Look, this guy’s no more a Libertarian than I’m a Rastafarian. Even when he’s right, as on bombing Iran, he’s wrong. (Hint: It’s about the Jews.) What he’s got against the federal government is the Civil Rights Act of 1964.

Anyway, call me old-fashioned, but sanity matters.
Also at Salon, Gary Weiss makes similar point in Progressive beer goggles for Ron Paul 01/05/2012:

What I find objectionable about Ron Paul is very much related to his positions, which I view as an organic whole, divergent from progressive values on every single vital issue, including the foreign policy views that are the main attraction he holds for some liberals. Unlike Greenwald and Stoller, I don’t find any solace in his positions on foreign policy, or his desire to disentangle the U.S. from Afghanistan. I can’t quite so comfortably carve out Paul's views on defense and foreign policy.
This is also an intersting piece from a conservative who once worked for Papa Doc: Eric Dondero, Statement from fmr. Ron Paul staffer on Newsletters, Anti-Semitism Rightwing News n.d., apparently from 12/26/2011. According to him, Papa Doc takes the standard far-right isolationist line on US participation in the Second World War. But Dondero's also kind of clueless about the actual history of the Second World War; he seems to think the entire official purpose of the war was to stop the Holocaust, which was in reality a side-effect of the defeat of Germany. It wasn't the causus belli, as the lawyers say.

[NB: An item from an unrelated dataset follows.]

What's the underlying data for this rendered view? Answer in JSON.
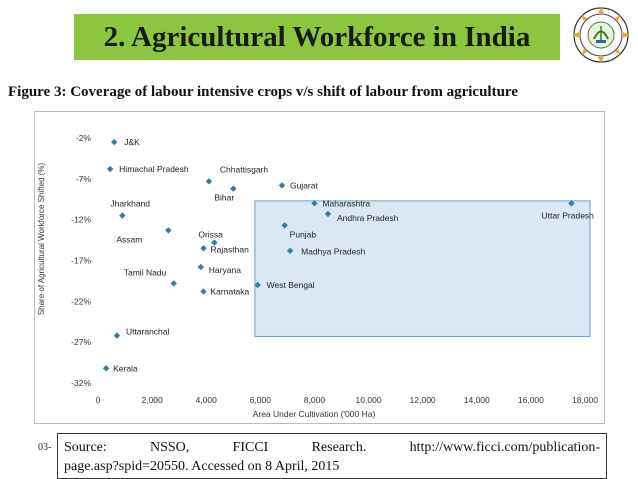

Katha Pollitt can be annoying to a lot of people, including me at times. But she is basically right about Papa Doc in Ron Paul's Strange Bedfellows The Nation 01/04/2012: "Ron Paul has an advantage over most of his fellow Republicans in having an actual worldview, instead of merely a set of interests - he opposes almost every power the federal government has and almost everything it does."